Hundreds of marchers and demonstrators gathered at Union Park in the West Loop Thursday morning for a rally on May Day, a celebration commemorating the labor movement.
Organized labor and activist groups are calling for protection of immigrants and fair wages and carried signs that said, “Built by immigrant hands, enjoyed by all” and “We are the engine of this country.”
A march to Grant Park is planned for later in the day. City officials warned that motorists should expect rolling street closures along the route of the march and seek an alternate route.
The planned route spans east on West Washington Street to South Morgan Street, south on South Morgan Street to West Jackson Street and east on West Jackson Street and into Butler Field at Grant Park.
This year’s rally and march comes nearly 140 years after the Haymarket Affair and just over 100 days into President Donald Trump’s second term, a response, organizers said, to a barrage of presidential policies targeting immigrants and workers.
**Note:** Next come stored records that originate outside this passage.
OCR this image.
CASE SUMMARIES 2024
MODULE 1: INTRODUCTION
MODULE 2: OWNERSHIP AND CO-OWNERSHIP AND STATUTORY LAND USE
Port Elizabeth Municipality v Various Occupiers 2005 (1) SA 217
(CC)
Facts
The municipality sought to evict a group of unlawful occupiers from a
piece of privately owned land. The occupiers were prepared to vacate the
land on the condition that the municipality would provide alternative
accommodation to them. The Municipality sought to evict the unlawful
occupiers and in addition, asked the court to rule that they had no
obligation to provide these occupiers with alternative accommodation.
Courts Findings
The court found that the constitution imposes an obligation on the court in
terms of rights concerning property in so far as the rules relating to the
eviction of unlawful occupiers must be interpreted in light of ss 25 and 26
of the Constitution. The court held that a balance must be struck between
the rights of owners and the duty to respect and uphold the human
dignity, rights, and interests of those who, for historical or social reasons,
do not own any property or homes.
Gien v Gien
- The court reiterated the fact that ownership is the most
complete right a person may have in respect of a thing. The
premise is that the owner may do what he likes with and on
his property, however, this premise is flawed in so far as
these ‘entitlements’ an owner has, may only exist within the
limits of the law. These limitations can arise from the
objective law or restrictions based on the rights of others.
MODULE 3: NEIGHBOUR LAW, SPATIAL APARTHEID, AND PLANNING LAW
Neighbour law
“May Day celebrates what happened here, what happened on these streets,” said Don Villar, the secretary-treasurer of the Chicago Federation of Labor, at a gathering of labor leaders at the Haymarket Memorial last week. “We have some old cobblestone bricks back there. If those bricks could talk, they could tell the struggle that took place here 140 years ago. And you know what? That struggle continues.”
Three days before the Haymarket Affair — in which a bomb was thrown during a Chicago labor rally that resulted in the death of eight police officers and at least four civilians — tens of thousands marched on Michigan Avenue in a campaign to reduce the customary 10- to 12-hour workday to eight hours.
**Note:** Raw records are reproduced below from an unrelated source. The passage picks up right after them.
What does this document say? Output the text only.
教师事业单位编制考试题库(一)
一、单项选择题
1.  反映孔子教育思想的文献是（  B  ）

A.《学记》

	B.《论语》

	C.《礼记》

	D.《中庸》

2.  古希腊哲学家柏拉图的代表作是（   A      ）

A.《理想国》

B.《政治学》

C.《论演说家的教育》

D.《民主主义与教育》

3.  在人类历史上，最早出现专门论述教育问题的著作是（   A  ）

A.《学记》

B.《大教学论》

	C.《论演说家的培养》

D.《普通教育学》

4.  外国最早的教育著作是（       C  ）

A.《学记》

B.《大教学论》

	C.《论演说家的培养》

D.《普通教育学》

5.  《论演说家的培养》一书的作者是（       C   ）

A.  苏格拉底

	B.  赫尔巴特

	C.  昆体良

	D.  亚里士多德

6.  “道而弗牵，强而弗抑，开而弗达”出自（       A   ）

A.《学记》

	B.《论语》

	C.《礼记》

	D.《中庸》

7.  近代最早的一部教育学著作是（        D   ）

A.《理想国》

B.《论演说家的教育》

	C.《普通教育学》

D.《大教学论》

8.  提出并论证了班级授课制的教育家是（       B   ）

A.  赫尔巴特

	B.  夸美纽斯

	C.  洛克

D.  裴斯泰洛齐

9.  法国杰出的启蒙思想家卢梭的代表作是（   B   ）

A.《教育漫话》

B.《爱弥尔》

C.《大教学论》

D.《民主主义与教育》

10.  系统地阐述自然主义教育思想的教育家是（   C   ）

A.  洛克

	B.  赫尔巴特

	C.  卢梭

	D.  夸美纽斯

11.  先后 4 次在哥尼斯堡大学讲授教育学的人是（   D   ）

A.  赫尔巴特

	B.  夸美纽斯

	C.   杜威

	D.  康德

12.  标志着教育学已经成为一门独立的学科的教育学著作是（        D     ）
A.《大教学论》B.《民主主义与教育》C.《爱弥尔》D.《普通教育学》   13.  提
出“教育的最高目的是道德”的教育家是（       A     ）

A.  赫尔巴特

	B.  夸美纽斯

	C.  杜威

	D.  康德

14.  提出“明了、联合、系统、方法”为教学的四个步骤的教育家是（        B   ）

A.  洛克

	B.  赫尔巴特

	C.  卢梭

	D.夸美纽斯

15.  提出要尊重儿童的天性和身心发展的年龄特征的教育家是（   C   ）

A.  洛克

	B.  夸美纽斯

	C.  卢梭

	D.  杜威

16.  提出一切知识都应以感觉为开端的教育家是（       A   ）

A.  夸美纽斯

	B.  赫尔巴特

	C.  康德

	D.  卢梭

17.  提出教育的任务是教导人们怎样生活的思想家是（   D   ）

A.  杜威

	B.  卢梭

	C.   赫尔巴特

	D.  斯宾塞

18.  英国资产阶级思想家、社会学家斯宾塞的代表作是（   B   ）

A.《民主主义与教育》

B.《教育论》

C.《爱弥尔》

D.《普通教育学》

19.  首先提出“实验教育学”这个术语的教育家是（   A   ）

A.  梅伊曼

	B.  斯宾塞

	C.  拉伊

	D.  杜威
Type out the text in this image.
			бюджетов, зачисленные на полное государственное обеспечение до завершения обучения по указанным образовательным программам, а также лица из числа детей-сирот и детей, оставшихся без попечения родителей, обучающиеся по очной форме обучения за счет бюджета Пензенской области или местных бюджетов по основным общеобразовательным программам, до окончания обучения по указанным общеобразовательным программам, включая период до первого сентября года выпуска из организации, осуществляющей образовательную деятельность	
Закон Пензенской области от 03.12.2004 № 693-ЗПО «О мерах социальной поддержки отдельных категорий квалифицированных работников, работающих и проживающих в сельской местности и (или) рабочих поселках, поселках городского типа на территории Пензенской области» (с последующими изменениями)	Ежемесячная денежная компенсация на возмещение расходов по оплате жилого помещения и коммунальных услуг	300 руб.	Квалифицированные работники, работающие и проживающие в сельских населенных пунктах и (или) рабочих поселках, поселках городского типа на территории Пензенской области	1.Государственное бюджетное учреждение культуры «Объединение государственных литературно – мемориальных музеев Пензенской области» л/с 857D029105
Though the U.S. honors workers in September — with Labor Day, which also has Chicago roots — the May 1886 events are commemorated in Chicago by a memorial on Desplaines Street, north of Randolph Street: A bronze statue of a wagon that served as a speakers’ platform during the labor meeting.
“They rounded up all the labor activists, labor leaders, because they blamed them for what happened here. And what’re they doing today? They are rounding people up,” Villar added. “Every day people are disappearing because they’re exercising their free speech rights.”
Organizers have said May Day should signify that “immigrant rights are human rights,” particularly in Chicago where, early into Trump’s second term, some immigrant workers stayed home from their jobs, fearing that federal agents would arrest them if they showed up to work.
“They are even more afraid to speak up,” said Marcos Ceniceros, the executive director of Warehouse Workers for Justice, a group that helps workers organize for better working conditions.